Traditionally, the identification of astringent persimmons that are not mixed in with produced bamboo persimmons has been done empirically by experienced farmers who look at the external shape and luster of the color.

However, the shape and color of the 1″8 mark are delicate and vary greatly depending on the harvest time and weather conditions.

Therefore, about 30% of the tying of sweet persimmons and astringent persimmons by farmers is wrong.

Nishimura Wase is a representative variety of incompletely sweet persimmons. Nishimura Wase is harvested early, from early September to early January, and its market price is high.

This fruit is sold as sweet persimmon at retail stores, but consumers often buy in bulk due to the high price of the fruit, so if astringent persimmons are mixed in, this can cause a big scandal and lead to a lack of trust. It will lead to the downfall of

In recent years, as the government has promoted projects to reorganize the use of rice fields, many Wase Nishimura trees have been planted.

As a result, the production volume began to increase, and the contamination of astringent persimmons became noticeable, and the establishment of identification technology is now a major issue.

However, several years have passed without an effective method for identifying sweet persimmons, and some famous fruit stores in big cities are starting to refrain from carrying sweet persimmons because they cannot guarantee that they are sweet persimmons.

As a result, the situation has become so serious that trees in producing areas have had to cut down trees that have barely begun to bear fruit.

Therefore, some studies have been conducted, and methods using X-ray fluoroscopy and laser light have also been proposed. In other words, in X-ray fluoroscopy, the fruit is irradiated with soft X-rays and the presence of seeds in the fruit is measured to determine if it is an astringent persimmon, but there is some variation in the relationship between the number of seeds and the astringent persimmon. Therefore, the accuracy of 1' is low. Additionally, there are some objections to the use of X-rays from the health management perspective of workers. The method using laser light has the problem that the equipment is complicated and expensive. Alternatively, a method using a specific single wavelength may be considered, but since this is a single wavelength, the energy of the transmitted light is low, and there are problems such as requiring special measures to improve measurement accuracy. Due to these problems, these have not yet been put into practical use.

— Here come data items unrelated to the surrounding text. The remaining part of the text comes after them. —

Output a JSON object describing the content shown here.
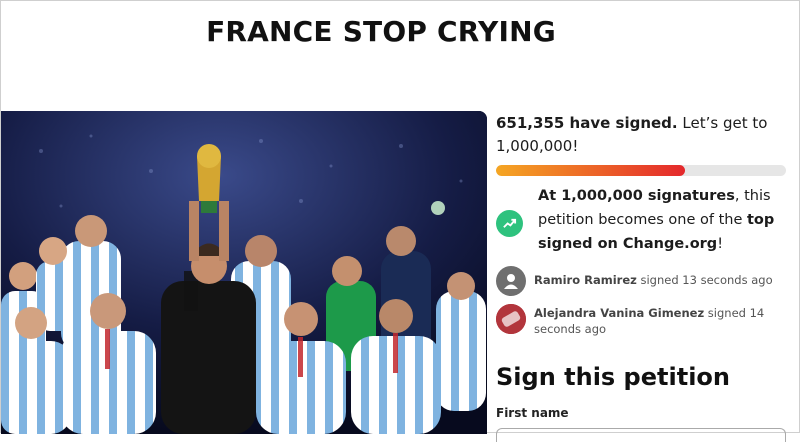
{
  "page": {
    "title": "FRANCE STOP CRYING"
  },
  "petition": {
    "signed_count": "651,355 have signed.",
    "goal_text": " Let’s get to 1,000,000!",
    "progress_fraction": 0.651355,
    "progress_color_start": "#f5a623",
    "progress_color_end": "#e4282c",
    "milestone": {
      "icon": "trending-up-icon",
      "icon_color": "#2ec27e",
      "part1_bold": "At 1,000,000 signatures",
      "part2": ", this petition becomes one of the ",
      "part3_bold": "top signed on Change.org",
      "part4": "!"
    }
  },
  "activity": [
    {
      "name": "Ramiro Ramirez",
      "action": " signed 13 seconds ago",
      "avatar": "default-user-icon"
    },
    {
      "name": "Alejandra Vanina Gimenez",
      "action": " signed 14 seconds ago",
      "avatar": "user-photo"
    }
  ],
  "sign_form": {
    "heading": "Sign this petition",
    "first_name_label": "First name"
  }
}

Of course, there is one way to reliably tell the difference between sweet and astringent persimmons. That is, try cutting the fruit.

However, this has no commercial value and cannot be used.

The purpose of the present invention is to eliminate the drawbacks of the conventional methods and to reliably distinguish between sweet persimmons and astringent persimmons, thereby allowing rapid industrial inspection of all fruits in a non-destructive manner. The objective is to provide a non-destructive sorting method that enables

It was said that conventional methods based on visual judgment could not be put into practical use unless a method using a laser beam of a specific wavelength was used due to measurement accuracy. The key point is that it is made so that practical accuracy can be obtained by making the value sufficiently high.

In other words, the astringent persimmon discrimination method of the present invention can automatically distinguish between sweet persimmons and astringent persimmons by using the optical property that tannin substances, which give the astringent taste of the fruit, absorb light in a specific state and an optical sensor. This is how it was done.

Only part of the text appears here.